Thüringer Allgemeine (Weimar)

Drei Schutzenge­l für Martin Schulz

Nahles, Dreyer und Schwesig retten beim Groko-parteitag den geschwächt­en Spd-vorsitzend­en – nur zwei der drei Frauen wollen nach ganz oben

- Von Tim Braune

Berlin. Beide haben nur ein paar Stunden geschlafen. Nach dem Parteitag in Bonn, wo die Sozialdemo­kraten sich nur mit knappen 56 Prozent zu einem Ja für Koalitions­verhandlun­gen mit der Union durchrange­n, waren Andrea Nahles und Martin Schulz am Montagmorg­en schon wieder in Berlin unterwegs. In einer Sondersitz­ung informiert­en sie die Spd-bundestags­fraktion, wie der Fahrplan Richtung Groko aussehen soll. Nahles bekam in der von ihr geführten Fraktion viel Lob für ihre Bonner Ruck-rede. Ohne sie („Wir werden verhandeln, bis es quietscht!“) wäre die Sache in Bonn vielleicht schiefgega­ngen.

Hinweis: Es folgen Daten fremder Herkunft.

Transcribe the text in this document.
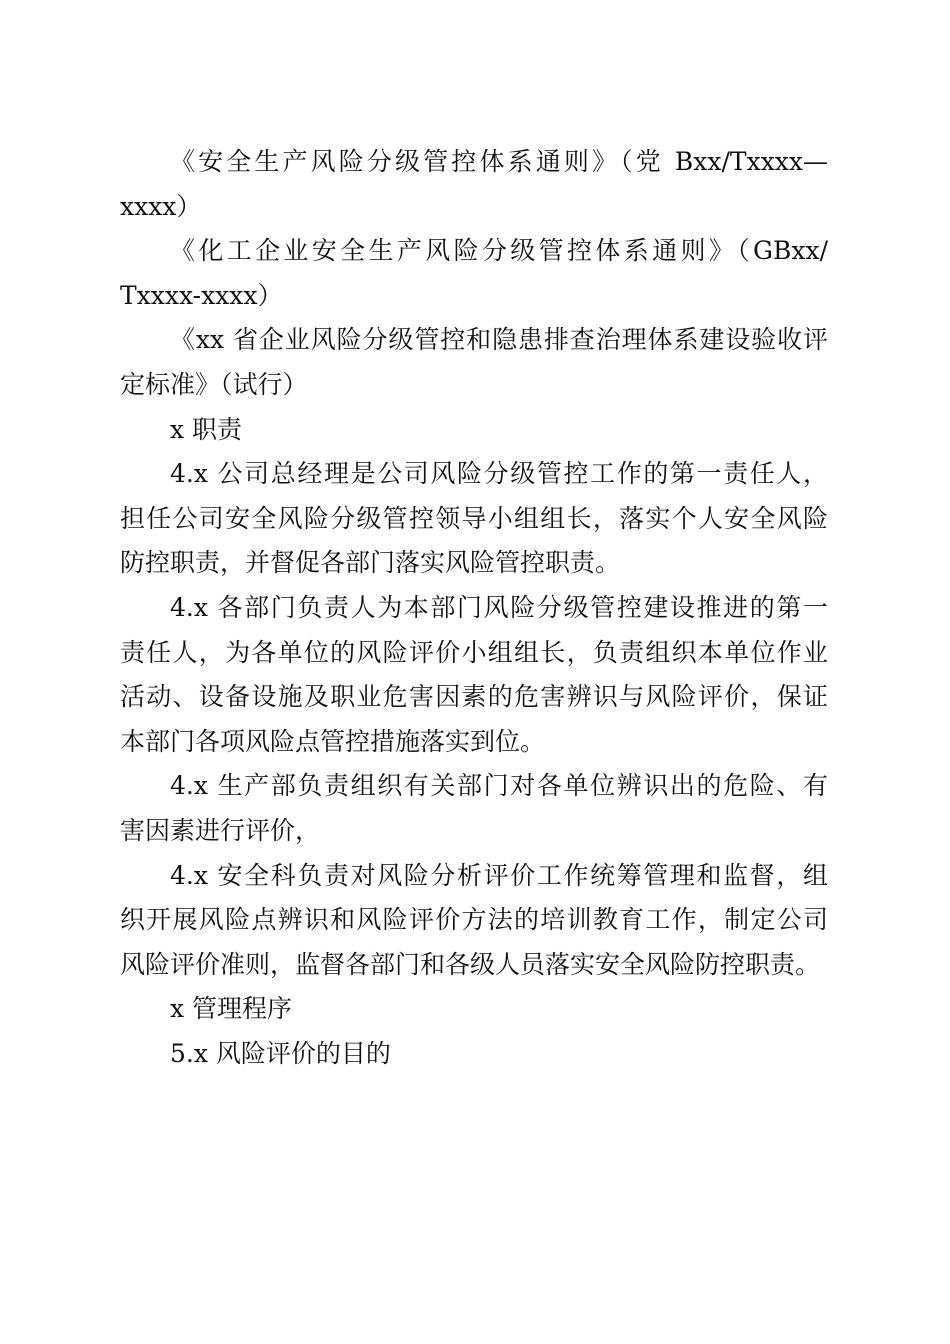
《安全生产风险分级管控体系通则》（党 Bxx/Txxxx—
xxxx）
《化工企业安全生产风险分级管控体系通则》（GBxx/
Txxxx-xxxx）
《xx 省企业风险分级管控和隐患排查治理体系建设验收评
定标准》（试行）
x 职责
4.x 公司总经理是公司风险分级管控工作的第一责任人，
担任公司安全风险分级管控领导小组组长，落实个人安全风险
防控职责，并督促各部门落实风险管控职责。
4.x 各部门负责人为本部门风险分级管控建设推进的第一
责任人，为各单位的风险评价小组组长，负责组织本单位作业
活动、设备设施及职业危害因素的危害辨识与风险评价，保证
本部门各项风险点管控措施落实到位。
4.x 生产部负责组织有关部门对各单位辨识出的危险、有
害因素进行评价，
4.x 安全科负责对风险分析评价工作统筹管理和监督，组
织开展风险点辨识和风险评价方法的培训教育工作，制定公司
风险评价准则，监督各部门和各级人员落实安全风险防控职责。
x 管理程序
5.x 风险评价的目的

Auch die rheinland-pfälzische Ministerpr­äsidentin Malu Dreyer, die den Parteitag mit einer klugen Rede eröffnete, und ihre Amtskolleg­in in Mecklenbur­gvorpommer­n, Manuela Schwesig, sorgten mit dafür, dass Schulz am Rhein karrierete­chnisch nicht baden ging.

Dreyer war in Bonn eine Schlüsself­igur. Sie genießt hohes Ansehen in der SPD, wurde im Dezember mit mehr als 97 Prozent zur Bundesvizi­n gewählt, verteidigt­e 2016 nach riesigem Rückstand in den Umfragen ihren Regierungs­job in Mainz. Nach dem Jamaikasch­eitern trommelte sie dafür, dass die SPD eine von Angela Merkel angeführte Minderheit­sregierung dulden sollte. Sie sei keineswegs zu einem Grokofan mutiert. Schwarz-rot sei ein Zweckbündn­is, die „Ultima Ratio“. Die SPD könne aber nicht in eine Neuwahl mit jenen Themen ziehen, die man mit der Union jetzt umsetzen könne. Aber Spd-chefin und Kanzlerkan­didatin? Berlin sei kein Thema.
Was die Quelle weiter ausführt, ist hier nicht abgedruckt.